The Illumous developers are of the same mind and have proposed an
initial patch to do this which has been integrated in to the 'allow'
development branch. After some additional testing this code
can be merged in to master as the right long term solution.
Initially when zfsdev_ioctl() was ported to Linux we didn't have
any credential support implemented. So at the time we simply
passed NULL which wasn't much of a problem since most of the
secpolicy code was disabled.
However, one exception is quota handling which does require the
credential. Now that proper credentials are supported we can
safely start passing the callers credential. This is also an
initial step towards fully implemented the zfs secpolicy.
Normally when the arc_shrinker_func() function is called the return
value should be:
>=0 - To indicate the number of freeable objects in the cache, or
-1 - To indicate this cache should be skipped
However, when the shrinker callback is called with 'nr_to_scan' equal
to zero. The caller simply wants the number of freeable objects in
the cache and we must never return -1. This patch reorders the
first two conditionals in arc_shrinker_func() to ensure this behavior.
This patch also now explictly casts arc_size and arc_c_min to signed
int64_t types so MAX(x, 0) works as expected. As unsigned types
we would never see an negative value which defeated the purpose of
the MAX() lower bound and broke the shrinker logic.
Finally, when nr_to_scan is non-zero we explictly prevent all reclaim
below arc_c_min. This is done to prevent the Linux page cache from
completely crowding out the ARC. This limit is tunable and some
experimentation is likely going to be required to set it exactly right.
For now we're sticking with the OpenSolaris defaults.
Closes#218Closes#243
The comment in zfs_close() pertaining to decrementing the synchronous
open count needs to be updated for Linux. The code was already
updated to be correct, but the comment was missed and is now misleading.
Under Linux the zfs_close() hook is only called once when the final
reference is dropped. This differs from Solaris where zfs_close()
is called for each close.
Closes#237
This workaround was introduced to workaround issue #164. This
issue was fixed by commit 5f35b19 so the workaround can be safely
dropped from both the zfs.fedora and zfs.gentoo init scripts.
Update the handling of named pipes and sockets to be consistent with
other platforms with regard to the rdev attribute. While all ZFS
ipmlementations store the rdev for device files in a system attribute
(SA), this is not the case for FIFOs and sockets. Indeed, Linux always
passes rdev=0 to mknod() for FIFOs and sockets, so the value is not
needed. Add an ASSERT that rdev==0 for FIFOs and sockets to detect if
the expected behavior ever changes.
Closes#216
The direct reclaim path in the z_wr_* threads must be disabled
to ensure forward progress is always maintained for txg processing.
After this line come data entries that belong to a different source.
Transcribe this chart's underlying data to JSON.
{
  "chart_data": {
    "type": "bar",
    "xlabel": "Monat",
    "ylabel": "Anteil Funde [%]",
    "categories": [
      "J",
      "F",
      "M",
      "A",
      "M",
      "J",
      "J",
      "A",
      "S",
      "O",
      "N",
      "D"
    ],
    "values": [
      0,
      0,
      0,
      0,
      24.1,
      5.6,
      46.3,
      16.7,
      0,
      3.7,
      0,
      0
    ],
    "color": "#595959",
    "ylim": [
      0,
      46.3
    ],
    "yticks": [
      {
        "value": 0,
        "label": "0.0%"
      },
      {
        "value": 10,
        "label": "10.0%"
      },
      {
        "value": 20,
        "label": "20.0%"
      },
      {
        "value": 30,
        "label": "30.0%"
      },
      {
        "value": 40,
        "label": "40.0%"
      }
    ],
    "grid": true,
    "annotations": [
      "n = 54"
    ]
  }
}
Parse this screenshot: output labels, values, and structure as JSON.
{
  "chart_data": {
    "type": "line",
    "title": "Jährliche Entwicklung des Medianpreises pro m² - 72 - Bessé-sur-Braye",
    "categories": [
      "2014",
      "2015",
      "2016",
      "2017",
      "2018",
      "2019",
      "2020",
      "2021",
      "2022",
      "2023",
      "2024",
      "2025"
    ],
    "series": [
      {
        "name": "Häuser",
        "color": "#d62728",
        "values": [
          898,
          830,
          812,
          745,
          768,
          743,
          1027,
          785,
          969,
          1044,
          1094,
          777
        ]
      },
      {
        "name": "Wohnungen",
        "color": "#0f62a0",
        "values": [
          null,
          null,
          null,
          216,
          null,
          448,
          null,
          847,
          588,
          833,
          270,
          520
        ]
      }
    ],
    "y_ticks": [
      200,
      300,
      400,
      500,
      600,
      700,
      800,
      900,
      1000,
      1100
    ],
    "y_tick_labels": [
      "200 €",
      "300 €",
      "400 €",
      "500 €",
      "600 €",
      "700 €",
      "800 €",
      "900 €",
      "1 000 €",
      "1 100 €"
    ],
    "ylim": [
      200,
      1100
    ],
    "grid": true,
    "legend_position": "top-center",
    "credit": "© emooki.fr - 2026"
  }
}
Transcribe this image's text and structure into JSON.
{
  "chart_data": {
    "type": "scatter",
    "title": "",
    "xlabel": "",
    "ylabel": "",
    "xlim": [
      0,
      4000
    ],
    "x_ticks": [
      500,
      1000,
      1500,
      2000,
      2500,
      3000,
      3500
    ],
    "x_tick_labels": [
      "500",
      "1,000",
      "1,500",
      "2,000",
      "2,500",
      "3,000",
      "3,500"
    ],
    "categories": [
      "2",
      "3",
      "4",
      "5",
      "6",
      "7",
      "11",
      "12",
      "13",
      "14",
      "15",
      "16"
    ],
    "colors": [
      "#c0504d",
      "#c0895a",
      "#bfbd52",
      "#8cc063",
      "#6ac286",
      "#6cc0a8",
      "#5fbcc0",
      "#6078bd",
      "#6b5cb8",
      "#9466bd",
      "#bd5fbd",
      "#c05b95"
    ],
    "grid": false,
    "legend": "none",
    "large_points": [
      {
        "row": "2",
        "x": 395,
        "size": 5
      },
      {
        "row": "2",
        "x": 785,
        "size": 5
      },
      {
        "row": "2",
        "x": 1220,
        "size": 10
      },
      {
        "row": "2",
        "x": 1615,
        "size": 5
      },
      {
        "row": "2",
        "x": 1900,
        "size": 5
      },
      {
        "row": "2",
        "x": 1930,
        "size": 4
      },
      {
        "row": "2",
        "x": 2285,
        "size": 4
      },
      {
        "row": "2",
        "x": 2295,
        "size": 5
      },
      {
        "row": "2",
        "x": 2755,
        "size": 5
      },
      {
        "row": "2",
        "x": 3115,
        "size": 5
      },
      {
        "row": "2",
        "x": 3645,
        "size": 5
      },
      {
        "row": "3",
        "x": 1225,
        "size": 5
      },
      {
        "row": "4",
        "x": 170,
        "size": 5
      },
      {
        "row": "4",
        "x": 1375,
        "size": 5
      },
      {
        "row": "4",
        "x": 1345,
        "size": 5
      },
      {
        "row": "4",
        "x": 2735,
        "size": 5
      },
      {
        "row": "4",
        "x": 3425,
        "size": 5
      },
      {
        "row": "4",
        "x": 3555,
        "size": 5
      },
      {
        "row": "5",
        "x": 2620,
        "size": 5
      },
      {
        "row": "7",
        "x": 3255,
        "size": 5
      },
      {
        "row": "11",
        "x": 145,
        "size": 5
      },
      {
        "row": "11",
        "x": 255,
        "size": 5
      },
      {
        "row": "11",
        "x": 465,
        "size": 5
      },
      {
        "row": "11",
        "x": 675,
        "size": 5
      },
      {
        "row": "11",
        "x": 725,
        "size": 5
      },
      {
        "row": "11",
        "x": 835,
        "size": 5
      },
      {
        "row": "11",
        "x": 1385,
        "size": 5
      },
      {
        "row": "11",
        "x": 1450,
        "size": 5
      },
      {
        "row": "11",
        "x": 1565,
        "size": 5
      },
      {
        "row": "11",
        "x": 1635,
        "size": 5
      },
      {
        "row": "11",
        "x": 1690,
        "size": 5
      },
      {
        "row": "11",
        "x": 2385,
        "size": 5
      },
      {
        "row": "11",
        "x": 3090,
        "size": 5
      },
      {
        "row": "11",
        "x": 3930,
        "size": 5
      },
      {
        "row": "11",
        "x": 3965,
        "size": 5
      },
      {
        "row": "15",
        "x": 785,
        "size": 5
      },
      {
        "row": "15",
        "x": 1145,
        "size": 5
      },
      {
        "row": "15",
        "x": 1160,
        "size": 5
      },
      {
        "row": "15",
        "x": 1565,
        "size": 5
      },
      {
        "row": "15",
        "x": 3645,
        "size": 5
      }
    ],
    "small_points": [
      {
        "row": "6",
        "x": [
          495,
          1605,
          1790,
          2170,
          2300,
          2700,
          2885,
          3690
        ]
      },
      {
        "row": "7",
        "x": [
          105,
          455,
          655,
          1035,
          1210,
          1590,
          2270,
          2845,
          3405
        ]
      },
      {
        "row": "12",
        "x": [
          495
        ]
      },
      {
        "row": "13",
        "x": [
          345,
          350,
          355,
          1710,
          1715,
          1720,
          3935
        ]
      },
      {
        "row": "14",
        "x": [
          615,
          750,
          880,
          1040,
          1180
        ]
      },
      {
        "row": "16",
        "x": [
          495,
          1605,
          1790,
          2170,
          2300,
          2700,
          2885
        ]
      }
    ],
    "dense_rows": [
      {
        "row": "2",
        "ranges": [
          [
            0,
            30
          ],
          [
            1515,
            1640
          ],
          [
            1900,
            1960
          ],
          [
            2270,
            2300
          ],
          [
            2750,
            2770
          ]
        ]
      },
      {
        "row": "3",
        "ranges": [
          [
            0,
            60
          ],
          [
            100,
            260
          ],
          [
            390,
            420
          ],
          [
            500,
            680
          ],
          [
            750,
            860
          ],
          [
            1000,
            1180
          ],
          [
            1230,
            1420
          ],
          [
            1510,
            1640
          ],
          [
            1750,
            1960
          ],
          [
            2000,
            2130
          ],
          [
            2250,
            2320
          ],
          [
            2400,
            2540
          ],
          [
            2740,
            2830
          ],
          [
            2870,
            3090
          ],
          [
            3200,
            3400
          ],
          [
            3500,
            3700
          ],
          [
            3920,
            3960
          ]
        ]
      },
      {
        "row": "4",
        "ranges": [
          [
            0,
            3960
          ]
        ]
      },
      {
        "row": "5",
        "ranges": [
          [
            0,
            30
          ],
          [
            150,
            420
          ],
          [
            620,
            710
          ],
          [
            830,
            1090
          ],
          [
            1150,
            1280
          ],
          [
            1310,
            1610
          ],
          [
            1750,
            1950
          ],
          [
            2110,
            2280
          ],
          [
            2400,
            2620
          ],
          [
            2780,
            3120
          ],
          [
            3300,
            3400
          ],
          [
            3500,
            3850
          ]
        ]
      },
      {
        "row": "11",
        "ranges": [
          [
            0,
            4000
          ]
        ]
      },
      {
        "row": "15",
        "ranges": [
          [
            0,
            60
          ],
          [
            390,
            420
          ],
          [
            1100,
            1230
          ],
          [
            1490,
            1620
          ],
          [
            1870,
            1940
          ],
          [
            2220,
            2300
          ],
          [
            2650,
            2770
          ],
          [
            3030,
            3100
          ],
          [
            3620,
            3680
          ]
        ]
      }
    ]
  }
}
This ensures that a txg will never get stuck waiting on itself
because it entered the following memory reclaim callpath.
->prune_icache()->dispose_list()->zpl_clear_inode()->zfs_inactive()
->dmu_tx_assign()->dmu_tx_wait()->tgx_wait_open()
It would be preferable to target this exact code path but the
kernel offers no way to do this without custom patches. To avoid
this we are forced to disable all reclaim for these threads. It
should not be necessary to do this for other other z_* threads
because they will not hold a txg open.
Closes#232
It has become necessary to be able to optionally disable
direct memory reclaim for certain taskqs. To support
this the TASKQ_NORECLAIM flags has been added which sets
the PF_MEMALLOC bit for all threads in the taskq.